Klapa krwawej kampanii
Kandydata na radnego z PO dziennik "Nowości" złapał na łamaniu przepisów ordynacji wyborczej.
- Zapraszamy na Wampiriadę - uśmiechał się na każdej wywiadówce w SP nr 7 w Toruniu kandydat PO na radnego. I wręczał rodzicom ulotki. O krwinkach, i o sobie. - Ręce precz od szkoły! - wielu rodziców z wywiadówki w Szkole Podstawowej nr 7 na Bydgoskim Przedmieściu wróciła oburzona. - Gdzie, jak gdzie, ale tu niech politycy się nie pchają.
Akcja przebiegała następująco: do każdej z klas, w której siedzieli rodzice, wchodziło dwóch młodych ludzi. Łukasz Walkusz, przewodniczący Niezależnego Zrzeszenia Studentów UMK, kandydat na radnego Platformy Obywatelskiej okręgu nr 2 (Bydgoskie Przedmieście) oraz jego kolega. W kilku słowach przedstawiali akcję Wampiriada, organizowaną przez NZS, a następnie wręczali zebranym po broszurze związkowej i ulotce Walkusza.

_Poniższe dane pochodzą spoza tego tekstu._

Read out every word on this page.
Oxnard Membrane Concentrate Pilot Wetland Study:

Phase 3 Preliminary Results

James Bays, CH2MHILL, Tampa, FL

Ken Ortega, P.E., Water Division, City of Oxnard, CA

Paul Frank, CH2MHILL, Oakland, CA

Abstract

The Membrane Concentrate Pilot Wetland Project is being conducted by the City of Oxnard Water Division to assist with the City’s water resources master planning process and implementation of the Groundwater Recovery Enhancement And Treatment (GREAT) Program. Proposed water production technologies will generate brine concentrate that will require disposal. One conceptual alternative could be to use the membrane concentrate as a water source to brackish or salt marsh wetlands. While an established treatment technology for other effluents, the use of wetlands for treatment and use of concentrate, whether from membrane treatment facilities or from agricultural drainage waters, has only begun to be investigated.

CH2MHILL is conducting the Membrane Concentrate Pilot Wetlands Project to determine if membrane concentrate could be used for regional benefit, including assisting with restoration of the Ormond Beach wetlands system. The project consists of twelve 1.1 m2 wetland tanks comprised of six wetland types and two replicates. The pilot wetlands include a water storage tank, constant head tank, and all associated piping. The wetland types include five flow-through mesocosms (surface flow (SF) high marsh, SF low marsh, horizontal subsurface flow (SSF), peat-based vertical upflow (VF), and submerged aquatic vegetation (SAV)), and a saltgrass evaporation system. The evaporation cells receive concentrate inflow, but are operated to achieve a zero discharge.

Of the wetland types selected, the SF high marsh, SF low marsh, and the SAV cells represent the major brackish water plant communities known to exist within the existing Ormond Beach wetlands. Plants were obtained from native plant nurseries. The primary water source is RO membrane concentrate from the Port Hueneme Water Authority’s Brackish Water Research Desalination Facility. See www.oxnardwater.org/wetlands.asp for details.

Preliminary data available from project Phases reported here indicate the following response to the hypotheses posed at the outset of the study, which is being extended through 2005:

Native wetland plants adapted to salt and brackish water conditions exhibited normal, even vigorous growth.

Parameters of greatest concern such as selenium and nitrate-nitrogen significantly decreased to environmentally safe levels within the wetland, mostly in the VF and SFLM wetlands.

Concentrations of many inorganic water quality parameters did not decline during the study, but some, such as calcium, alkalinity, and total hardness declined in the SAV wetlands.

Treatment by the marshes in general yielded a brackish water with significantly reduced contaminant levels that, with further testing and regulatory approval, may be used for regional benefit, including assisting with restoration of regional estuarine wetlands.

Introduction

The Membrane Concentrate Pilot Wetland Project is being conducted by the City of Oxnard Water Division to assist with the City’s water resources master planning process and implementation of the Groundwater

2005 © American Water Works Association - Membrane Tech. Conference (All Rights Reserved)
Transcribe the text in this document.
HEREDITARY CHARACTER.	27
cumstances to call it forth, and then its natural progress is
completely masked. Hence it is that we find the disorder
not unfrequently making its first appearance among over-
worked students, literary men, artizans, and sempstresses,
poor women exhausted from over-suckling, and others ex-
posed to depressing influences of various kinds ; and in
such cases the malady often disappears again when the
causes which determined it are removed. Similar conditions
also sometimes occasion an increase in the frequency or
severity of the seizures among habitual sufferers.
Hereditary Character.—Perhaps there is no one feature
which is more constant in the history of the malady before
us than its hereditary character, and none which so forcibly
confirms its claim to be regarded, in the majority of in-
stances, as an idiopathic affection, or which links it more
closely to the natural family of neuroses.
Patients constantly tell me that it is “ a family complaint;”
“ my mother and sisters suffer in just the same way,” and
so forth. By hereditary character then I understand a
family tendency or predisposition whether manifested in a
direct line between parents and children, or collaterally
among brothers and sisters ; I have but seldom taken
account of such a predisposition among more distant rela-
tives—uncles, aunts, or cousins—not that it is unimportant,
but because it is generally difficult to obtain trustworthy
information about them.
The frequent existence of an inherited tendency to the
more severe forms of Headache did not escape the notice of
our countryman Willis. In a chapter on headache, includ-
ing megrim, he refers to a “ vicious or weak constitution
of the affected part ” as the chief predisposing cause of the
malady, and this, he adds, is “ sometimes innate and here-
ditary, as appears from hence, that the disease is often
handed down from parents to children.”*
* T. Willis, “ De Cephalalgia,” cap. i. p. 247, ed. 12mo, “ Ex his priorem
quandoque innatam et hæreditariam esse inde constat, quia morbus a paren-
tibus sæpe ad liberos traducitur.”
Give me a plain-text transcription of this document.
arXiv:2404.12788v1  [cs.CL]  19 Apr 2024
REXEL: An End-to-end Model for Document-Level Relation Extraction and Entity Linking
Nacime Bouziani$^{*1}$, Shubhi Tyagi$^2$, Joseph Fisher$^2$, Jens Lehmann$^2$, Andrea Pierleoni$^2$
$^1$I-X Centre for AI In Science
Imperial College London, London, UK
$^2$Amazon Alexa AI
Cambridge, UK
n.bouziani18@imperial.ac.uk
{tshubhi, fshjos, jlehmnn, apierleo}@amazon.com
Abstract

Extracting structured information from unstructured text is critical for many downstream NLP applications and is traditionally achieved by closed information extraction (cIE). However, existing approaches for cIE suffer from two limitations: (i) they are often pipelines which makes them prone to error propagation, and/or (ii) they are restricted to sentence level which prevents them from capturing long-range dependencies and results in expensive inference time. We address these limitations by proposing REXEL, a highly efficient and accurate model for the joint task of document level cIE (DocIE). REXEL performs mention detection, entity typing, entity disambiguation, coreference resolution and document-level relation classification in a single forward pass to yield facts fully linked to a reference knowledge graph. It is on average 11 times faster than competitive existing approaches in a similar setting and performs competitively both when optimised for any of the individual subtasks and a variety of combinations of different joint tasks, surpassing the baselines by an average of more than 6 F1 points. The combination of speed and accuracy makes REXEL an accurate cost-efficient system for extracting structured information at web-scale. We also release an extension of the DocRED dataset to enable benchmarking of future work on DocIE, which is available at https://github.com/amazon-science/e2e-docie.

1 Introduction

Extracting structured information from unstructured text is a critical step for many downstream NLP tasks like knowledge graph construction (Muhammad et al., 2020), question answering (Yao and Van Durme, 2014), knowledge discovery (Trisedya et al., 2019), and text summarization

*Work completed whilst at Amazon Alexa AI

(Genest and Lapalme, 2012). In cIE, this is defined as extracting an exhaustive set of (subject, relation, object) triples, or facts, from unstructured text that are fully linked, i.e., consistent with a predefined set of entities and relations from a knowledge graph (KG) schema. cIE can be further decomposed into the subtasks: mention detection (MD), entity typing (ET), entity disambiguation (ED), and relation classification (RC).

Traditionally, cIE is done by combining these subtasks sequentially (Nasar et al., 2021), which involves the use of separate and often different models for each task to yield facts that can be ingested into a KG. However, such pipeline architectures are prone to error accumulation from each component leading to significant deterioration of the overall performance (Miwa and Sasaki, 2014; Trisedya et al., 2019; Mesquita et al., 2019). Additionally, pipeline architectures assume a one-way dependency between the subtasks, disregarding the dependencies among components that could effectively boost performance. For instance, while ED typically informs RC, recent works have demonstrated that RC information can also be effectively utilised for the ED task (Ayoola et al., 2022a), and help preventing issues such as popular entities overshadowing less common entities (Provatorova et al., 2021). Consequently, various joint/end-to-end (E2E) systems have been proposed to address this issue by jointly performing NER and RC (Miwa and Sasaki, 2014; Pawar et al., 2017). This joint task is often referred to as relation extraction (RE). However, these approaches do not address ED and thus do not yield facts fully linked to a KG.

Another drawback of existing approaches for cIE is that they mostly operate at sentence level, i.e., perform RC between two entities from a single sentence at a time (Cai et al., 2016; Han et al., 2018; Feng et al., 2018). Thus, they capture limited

"Nazywam się...., mieszkam na osiedlu bydgoskim, a Toruń to moje miasto. Chcę, aby nasza dzielnica była bezpieczna, czysta i zamożna" - czytali zdumieni rodzice i oglądali kandydata PO na 6 zdjęciach. Na okładce - portret Walkusza, w środku - Walkusz na ulicy, na stadionie, na zebraniu związkowym, na tle panoramy miasta itd. Wszędzie logo bliżej nieznanego stowarzyszenia "Młodzi dla Torunia" i hasła typu: "potrzebujemy korzystnych zmian i nowego spojrzenia na Toruń".
Kandydat PO próbuje tłumaczyć, że to nie kampania. - Przecież nie podaję w ulotce numeru na liście wyborczej - broni się. Obiecuje jednak, że w szkołach natychmiast zaprzestanie jej rozdawania. Jacek Gancarz, dyrektor SP nr 7 twierdzi, że nic wie o sprawie. - Krwiodawstwo to szczytna idea. Wyraziłem zgodę na krótkie prelekcje dla rodziców i rozdanie druków. Pan Walkusz przedstawił nam do akceptacji tylko ulotkę o Wampiriadzie.
Prawo jest jasne: na terenie szkół nie wolno prowadzić jakiejkolwiek agitacji politycznej ani kampanii wyborczej. Mówi o tym art. 65 Ordynacji Wyborczej oraz Ustawa o oświacie. - Jeśli takie sytuacje się zdarzą, prosimy rodziców lub pedagogów o szybki telefon. Będziemy interweniowali od razu - uprzedza Jarosław Paralusz, rzecznik Straży Miejskiej w Toruniu.